En microgravité, il semble que l’on perde en partie la mémoire du geste et du mouvement. Autrement dit : on se retrouve dans telle ou telle position, mais on ne sait pas exactement pourquoi, ni comment. En outre on n’a pas le « souvenir » de tous les gestes et des trajectoires que l’on a effectués. La vidéo est donc un instrument capital. Le regard extérieur sur soi devient indispensable à la pleine compréhension de l’expérience vécue. Marcel.li Antúnez Roca déclare (15) :
« Il y a une autre chose aussi qui est importante et que j’ai comprise après le vol. Tu ne peux comprendre l’expérience du vol parabolique et ton expérience en microgravité que quand tu regardes les images et la représentation de toi en vidéo. C’est extrêmement important. Cela veut dire que la représentation, ce n’est pas seulement de la symbolique mythologique, qui est au-dehors de la réalité, on parle toujours de la représentation comme d’une chose virtuelle … Selon moi, la représentation de la flottabilité complète l’expérience. […] C’est important car cela fait le pont entre la réalité et la virtualité. La projection, cet élément virtuel, s’intégre à la perception finale comme une réalité ».
Ce n’est pas un hasard si Kitsou Dubois inclut des images, de plus en plus travaillées, dans des dispositifs scéniques ou dans des installations vidéo à son travail chorégraphique proprement dit. L’image, la représentation, sont des éléments de la réalité cognitive et perceptive.
L’exemple le plus flagrant où le vol parabolique est un atelier pour un travail ultérieur, devant être montré sur Terre est la réalisation de vidéos ou de films. Ainsi dans Otolith de Kodwo Eshun, Anjalika Sagar et Richard Couzins, il a servi à tourner des séquences qui s’inscrivent dans le scénario du projet, empruntant au documentaire et à la fiction, dans une sorte « d’archéologie du futur » pour reprendre les termes des artistes.
On retrouve la même chose, avec des approches artistiques et esthétiques différentes, dans les vidéos Zero de Mike Stubbs, 2G to 0G d’Andrew Kotting et Universal Substitute d’Andrey et Julia Velikanov.

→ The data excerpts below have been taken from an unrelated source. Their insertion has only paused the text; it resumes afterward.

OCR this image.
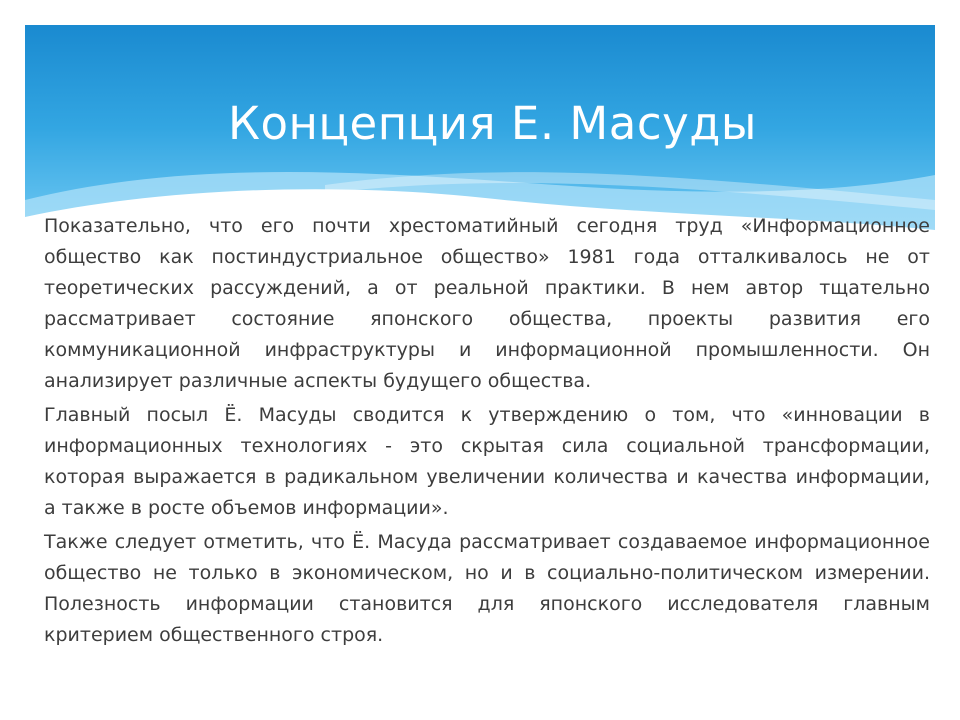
Концепция Е. Масуды

Показательно, что его почти хрестоматийный сегодня труд «Информационное общество как постиндустриальное общество» 1981 года отталкивалось не от теоретических рассуждений, а от реальной практики. В нем автор тщательно рассматривает состояние японского общества, проекты развития его коммуникационной инфраструктуры и информационной промышленности. Он анализирует различные аспекты будущего общества.

Главный посыл Ё. Масуды сводится к утверждению о том, что «инновации в информационных технологиях - это скрытая сила социальной трансформации, которая выражается в радикальном увеличении количества и качества информации, а также в росте объемов информации».

Также следует отметить, что Ё. Масуда рассматривает создаваемое информационное общество не только в экономическом, но и в социально-политическом измерении. Полезность информации становится для японского исследователя главным критерием общественного строя.
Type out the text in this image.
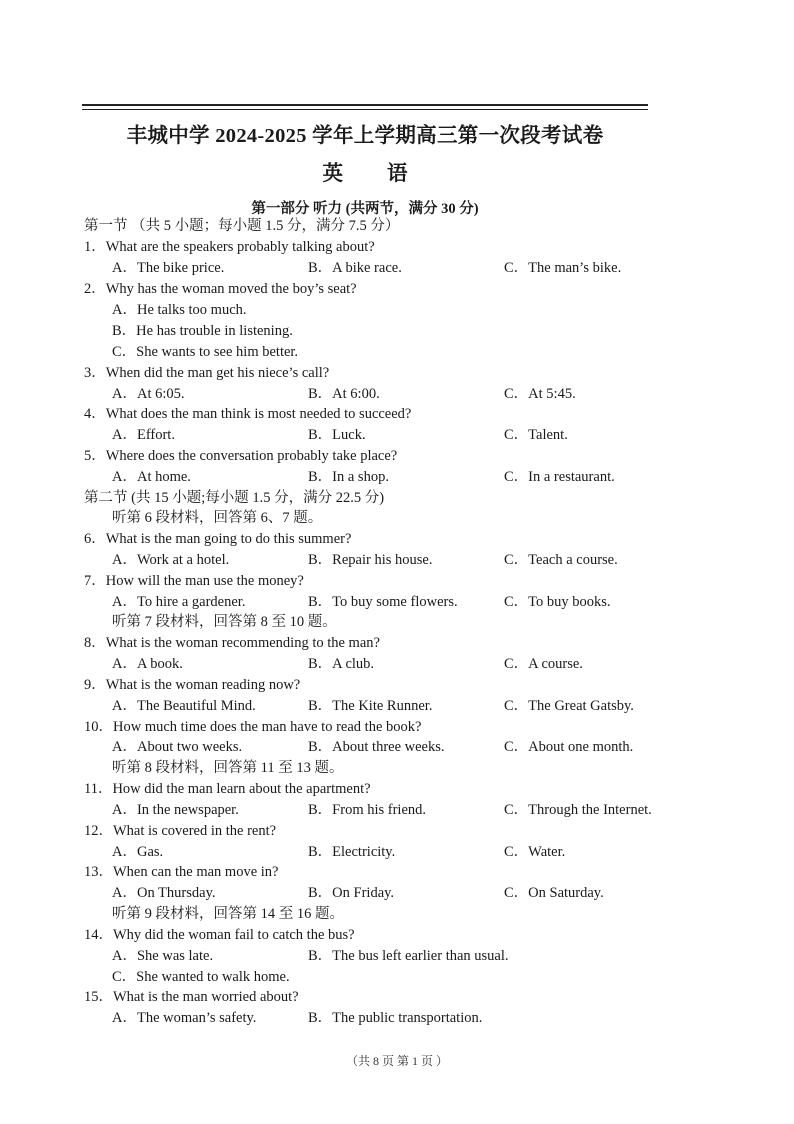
丰城中学 2024-2025 学年上学期高三第一次段考试卷
英 语
第一部分 听力 (共两节，满分 30 分)
第一节 （共 5 小题；每小题 1.5 分，满分 7.5 分）
1．What are the speakers probably talking about?
A．The bike price.	B．A bike race.	C．The man’s bike.
2．Why has the woman moved the boy’s seat?
A．He talks too much.
B．He has trouble in listening.
C．She wants to see him better.
3．When did the man get his niece’s call?
A．At 6:05.	B．At 6:00.	C．At 5:45.
4．What does the man think is most needed to succeed?
A．Effort.	B．Luck.	C．Talent.
5．Where does the conversation probably take place?
A．At home.	B．In a shop.	C．In a restaurant.
第二节 (共 15 小题;每小题 1.5 分，满分 22.5 分)
听第 6 段材料，回答第 6、7 题。
6．What is the man going to do this summer?
A．Work at a hotel.	B．Repair his house.	C．Teach a course.
7．How will the man use the money?
A．To hire a gardener.	B．To buy some flowers.	C．To buy books.
听第 7 段材料，回答第 8 至 10 题。
8．What is the woman recommending to the man?
A．A book.	B．A club.	C．A course.
9．What is the woman reading now?
A．The Beautiful Mind.	B．The Kite Runner.	C．The Great Gatsby.
10．How much time does the man have to read the book?
A．About two weeks.	B．About three weeks.	C．About one month.
听第 8 段材料，回答第 11 至 13 题。
11．How did the man learn about the apartment?
A．In the newspaper.	B．From his friend.	C．Through the Internet.
12．What is covered in the rent?
A．Gas.	B．Electricity.	C．Water.
13．When can the man move in?
A．On Thursday.	B．On Friday.	C．On Saturday.
听第 9 段材料，回答第 14 至 16 题。
14．Why did the woman fail to catch the bus?
A．She was late.	B．The bus left earlier than usual.
C．She wanted to walk home.
15．What is the man worried about?
A．The woman’s safety.	B．The public transportation.
（共 8 页 第 1 页 ）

Le vol parabolique comme matériau de la création
Une des choses frappantes au cours d’un vol est l’environnement sonore et le « tempo » rythmé, précis du déroulement des paraboles, comme une partition musicale. Le repérage à l’oreille reste, en fin de compte, le seul élément non perturbé auquel on peut se fier. Dans ce contexte, il est particulièrement intéressant de souligner le travail de Flow Motion qui a enregistré les sons dans l’avion —bruit des réacteurs, vibrations diverses, annonces des pilotes, commentaires des uns et des autres— pour les remixer ensuite dans une création sonore Kosmos In Blue. Pour les artistes, ces sons, au final, sont de même nature que les sons industriels et technologiques avec lesquels ils travaillent d’ordinaire.
Le vol parabolique comme un environnement
L’expérience de l’apesanteur est ce qui attire dans un vol parabolique. Tout le monde ne parle que de ça, de ce que l’on a ressenti, de l’euphorie, de la désorientation, du sentiment d’étrangeté et, simultanément, de familiarité que l’on ne sait nommer. Comme si le reste n’existait pas, comme si l’avion n’était qu’une coquille négligeable, comme si la 2 G. n’était qu’un passage obligé, plus ou moins désagréable.
Takuro Osaka a utilisé le contexte du vol pour la sculpture Sound Wave aux comportements différents selon que l’on est en O G. ou en 2 G., cette alternance n’étant possible que dans un vol parabolique.
Visibilité - Lisibilité : quelles œuvres ?
Le vol est une chose —passionnante, riche, bouleversante, excitante. Nous venons d’en préciser les conditions quant à la création. Mais les œuvres ? Quelles implications cela a t-il sur leur nature, leur forme, leur contenu, leur esthétique ? Comment se situent-elles par rapport à l’art contemporain, à l’art actuel ? Que « disent »-elles et comment peut-on les « lire » ?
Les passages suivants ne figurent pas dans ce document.